Bill Bradley: Combine Universal Coverage with Tort Reform

In the latest TWS, Fred Barnes writes on the need for tort reform in health-care reform:

tort reform remains a key to paring costs. The president can make a stab at directly cutting back spending on health care, but that’s bound to add to the political unpopularity of Obamacare and is unlikely to pass even an overwhelmingly Democratic Congress. In particular, shrinking Medicare spending is a nonstarter, given the furious opposition of seniors. Tort reform, in contrast, has the advantage of being popular. It would put sensible limits on medical malpractice lawsuits that have flooded the courts and forced doctors to practice “defensive” medicine. Studies of the effects of such medicine put its price tag at a minimum of $100 billion a year and probably more than $200 billion.

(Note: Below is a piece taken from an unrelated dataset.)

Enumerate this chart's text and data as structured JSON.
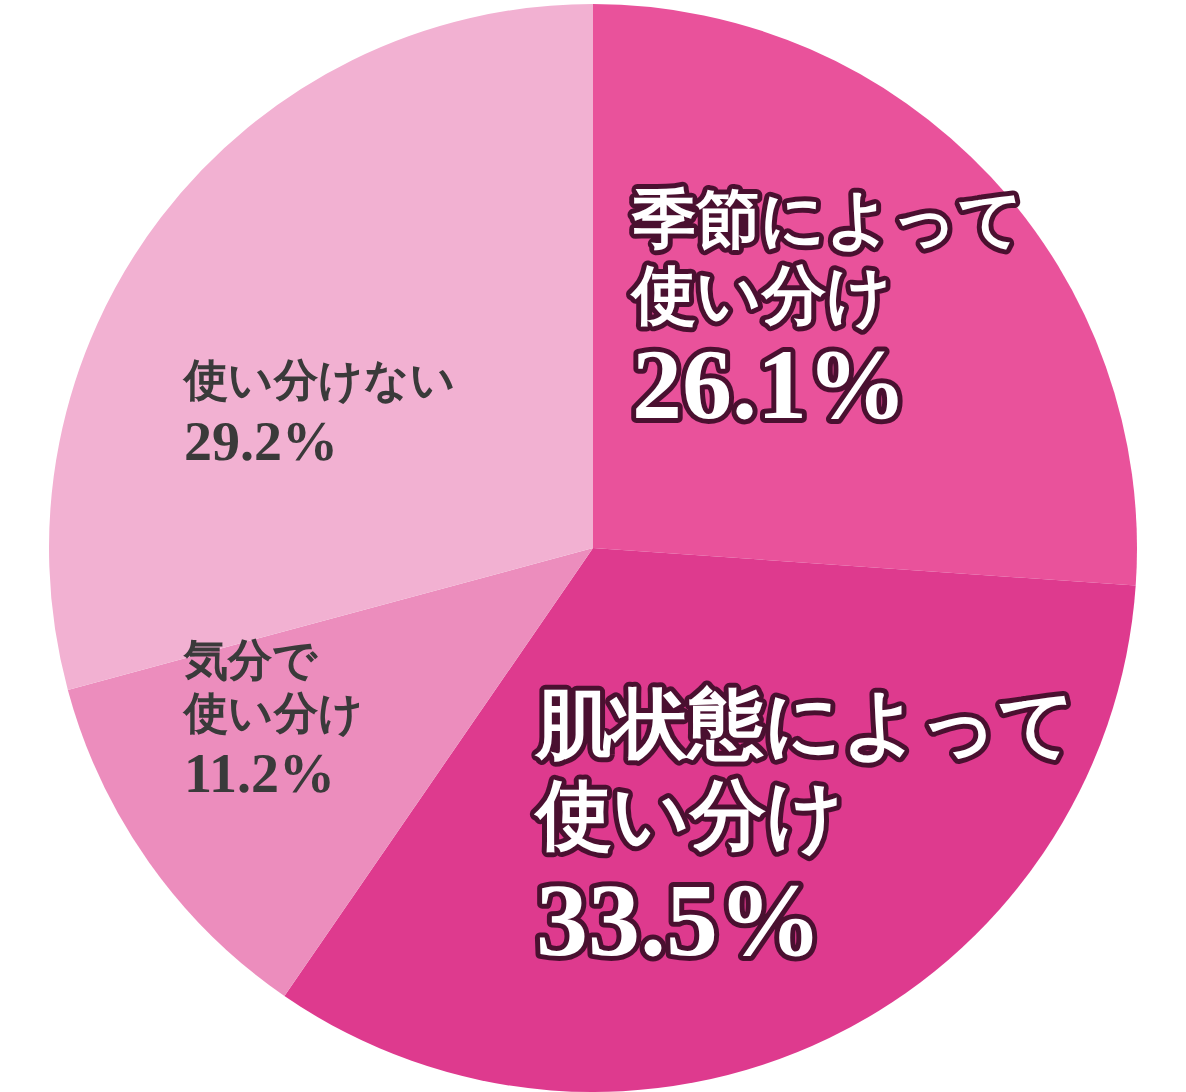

In today’s New York Times, former Democratic senator and progressive stalwart Bill Bradley writes that tort reform is a sensible bipartisan compromise:

Since the days of Harry Truman, Democrats have wanted universal health coverage, believing that if other industrialized countries can achieve it, surely the United States can. For Democrats, universal coverage speaks to America’s sense of decency and compassion. Democrats also believe that it will lead to a healthier and more productive country. Since the days of Ronald Reagan, Republicans have wanted legal reform, believing that our economic competitiveness is being shackled by the billions we spend annually on tort costs; an estimated 10 cents of every health care dollar paid by individuals and companies goes for litigation and defensive medicine. For Republicans, tort reform and its health care analogue, malpractice reform, speak to the goal of stronger economic growth and lower costs. The bipartisan trade-off in a viable health care bill is obvious: Combine universal coverage with malpractice tort reform in health care.